You are viewing a plain text version of this content. The canonical link for it is here.
Posted to user@livy.apache.org by kant kodali <ka...@gmail.com> on 2017/12/06 02:50:41 UTC

How to submit a streaming query that runs forever using Livy?

Hi All,

I have the following classes. And *I have all my questions in bold below*
but I will also add more context here. I just want to fire and forget a
streaming Job and
my streaming job just reads from kafka, applies some transformation and
writes back to kafka but for the sake of testing I am am writing the output
to console in the below code.

I want my streaming job to run forever but the problem is when I submit the
jar using livyClient and do .get() it will be stuck there forever. The goal
is to launch
as many streaming jobs as possible that in theory should run forever.

public class StreamingJob implements Job<Void> {

  public StreamingJob() {}

  @Override
  public Void call(JobContext ctx) throws Exception {
    Config config = ConfigFactory.load();
    SparkSession sparkSession = ctx.sparkSession();
    ctx.sc().getConf().setAppName("MyJob"); // *This app name is not
getting set when I go http://localhost:8998/sessions
<http://localhost:8998/sessions>*



*                                           // I can see my query but
Appid is always set to null    System.out.println("READING STREAM");*

    Dataset<Row> df = sparkSession.readStream()
        .format("kafka")
        .option("kafka.bootstrap.servers",
config.getString("kafka.consumer.settings.bootstrapServers"))
        .load();

    df.printSchema(); // *Where does these print statements go ?*


    Dataset<Row> resultSet = df.map(// some code);
    StreamingQuery streamingQuery = resultSet.writeStream()
        .format("console")
        .start();
    streamingQuery.awaitTermination(); // *This thing blocks forever
and I don't want to set a timeout. *


*                                      // so what should I do to fire
and forget a streaming job ?     return null;*
  }
}



public class FireStreamingJob {
  private Config config = ConfigFactory.load();
  private LivyClient livy;

  public JobEngine() throws IOException, URISyntaxException {
    StringBuilder sb = new StringBuilder("http://");
    sb.append(this.config.getString("livy.host"));
    sb.append(":");
    sb.append(this.config.getString("livy.port"));
    String livyUrl = sb.toString();
    this.livy = new LivyClientBuilder()
        .setURI(new URI(livyUrl))
        .build();
  }

  public static void main(String[] args) throws ExecutionException,
InterruptedException, IOException, URISyntaxException {

     JobEngine engine = new JobEngine();

     for(String jarpath: args) {

     livy.uploadJar(new File(jarPath)).get();

     try {
        livy.submit(new StreamingJob()).get(); // *This will block forever*

        System.out.println("SUBMITTED JAR!");  // *The control will
never get here so I can't submit another job.*
     } finally {
        livy.stop(true);
     }

    }

  }
}

Re: How to submit a streaming query that runs forever using Livy?

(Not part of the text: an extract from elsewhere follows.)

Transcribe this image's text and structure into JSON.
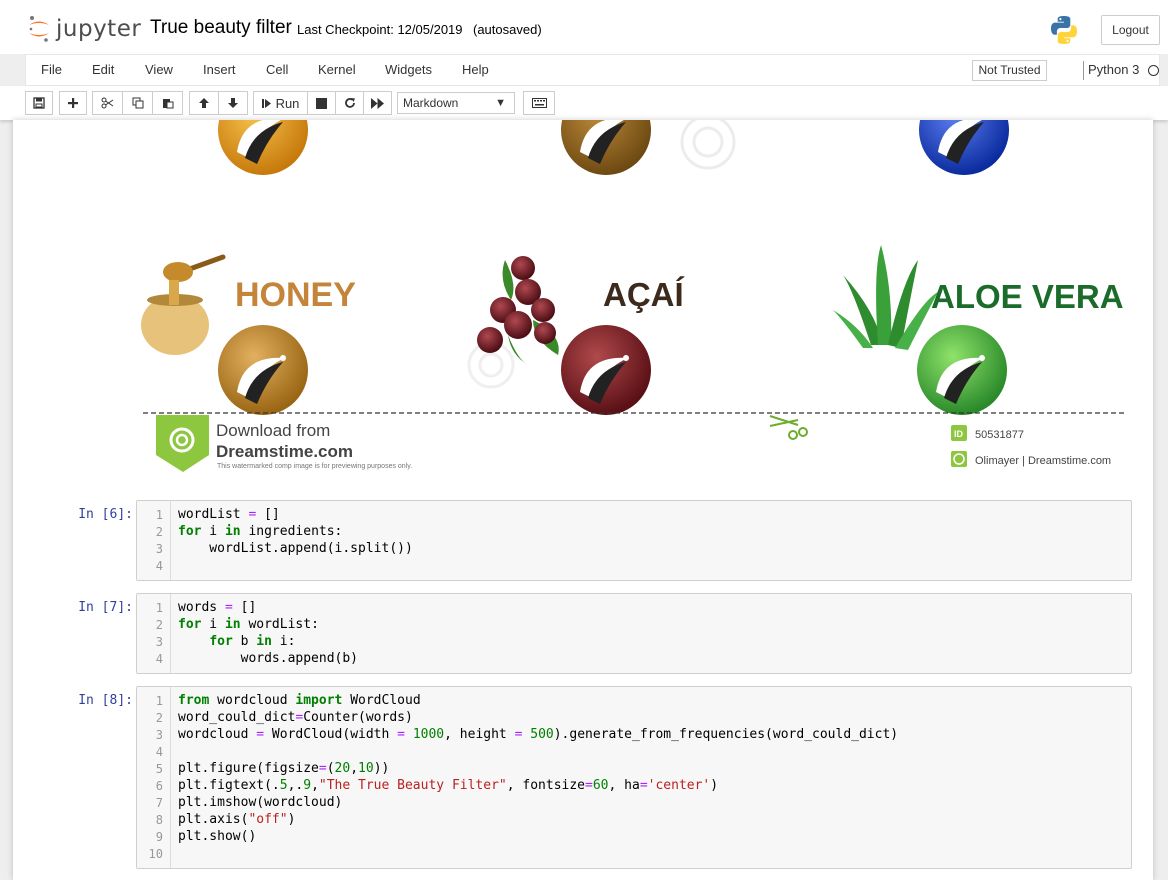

Posted by kant kodali <ka...@gmail.com>.
@Meisam Fathi

1. I am using Spark Standalone mode so no YARN anywhere. How do I set Appid
in Standalone mode?
2. All the streaming Jobs I had written so far I always do .start() and
.awaitTermination(). Are you saying .awaitTermination is not needed with
livy?
  When I saw the livy test
<https://github.com/apache/incubator-livy/blob/d4bd76f09690079c47364b3349f549e32db4d621/examples/src/main/scala/org/apache/livy/examples/WordCountApp.scala#L106>
It
does look like it is calling awaitTermination() but with a timeout in my
case there is no timeout because I want the query
  to run forever. The reason why it blocks forever because I a calling
.get() on a java Future which is a blocking call and it never returns
because
  I have awaitTermination(). so If I remove .get() and just have livy
.submit(new StreamingJob()) this seem to work fine and I dont need the
return value because I am returning void anyway.  so the question really
now is
  Do I need to cal awaitTermination() or not ? I can say for sure which
spark-submit if one has a streaming job with .start() alone it wont work
they must
  have awaitTermination().

Please let me know.

Thanks!





On Wed, Dec 6, 2017 at 9:03 AM, Meisam Fathi <me...@gmail.com> wrote:

> Please find some of the answers inlline.
>
>>     SparkSession sparkSession = ctx.sparkSession();
>>
>>     ctx.sc().getConf().setAppName("MyJob"); // *This app name is not getting set when I go http://localhost:8998/sessions <http://localhost:8998/sessions>*
>>
>>     By this time the spark session is already created. You should set
> the configs before starting SparkContext.
>
>
>>
>> *                                       // I can see my query but Appid is always set to null*
>>
>> AppId should be given to Livy by YARN (if you are running on YARN). It
> may take a while to get response if YARN is busy. If you are not getting an
> appID at all, then your application was not submitted correctly. You may
> want to check your cluster manager UI for more information
>
>
>>
>> *    System.out.println("READING STREAM");*
>>
>> This will be executed on the driver node. If you are running Spark in
> standalone mode or in client mode, the driver node is the same node that
> runs Spark. If you are running Spark in cluster mode, the driver is a
> random node on the cluster assigned by YARN.
>
>
>>
>>
>>     df.printSchema(); // *Where does these print statements go ?*
>>
>>
>>
> Same as above.
>
>
>> awaitTermination(); // *This thing blocks forever and I don't want to set a timeout. *
>>
>>
>> *                                      // so what should I do to fire and forget a streaming job ? *
>>
>> I believe you can call .start()
>
>>         livy.submit(new StreamingJob()).get(); // *This will block forever*
>>
>> Livy.submit.get returns a value only if the job succeeds. You may want to
> use
> onJobFailed(JobHandle<T> job, Throwable cause) as well to handle errors
> and get a better idea why the job is not returning.
>
>
>
>>         System.out.println("SUBMITTED JAR!");  // *The control will never get here so I can't submit another job.*\
>>
>> See above.
>
> Thanks,
> Meisam
>

Re: How to submit a streaming query that runs forever using Livy?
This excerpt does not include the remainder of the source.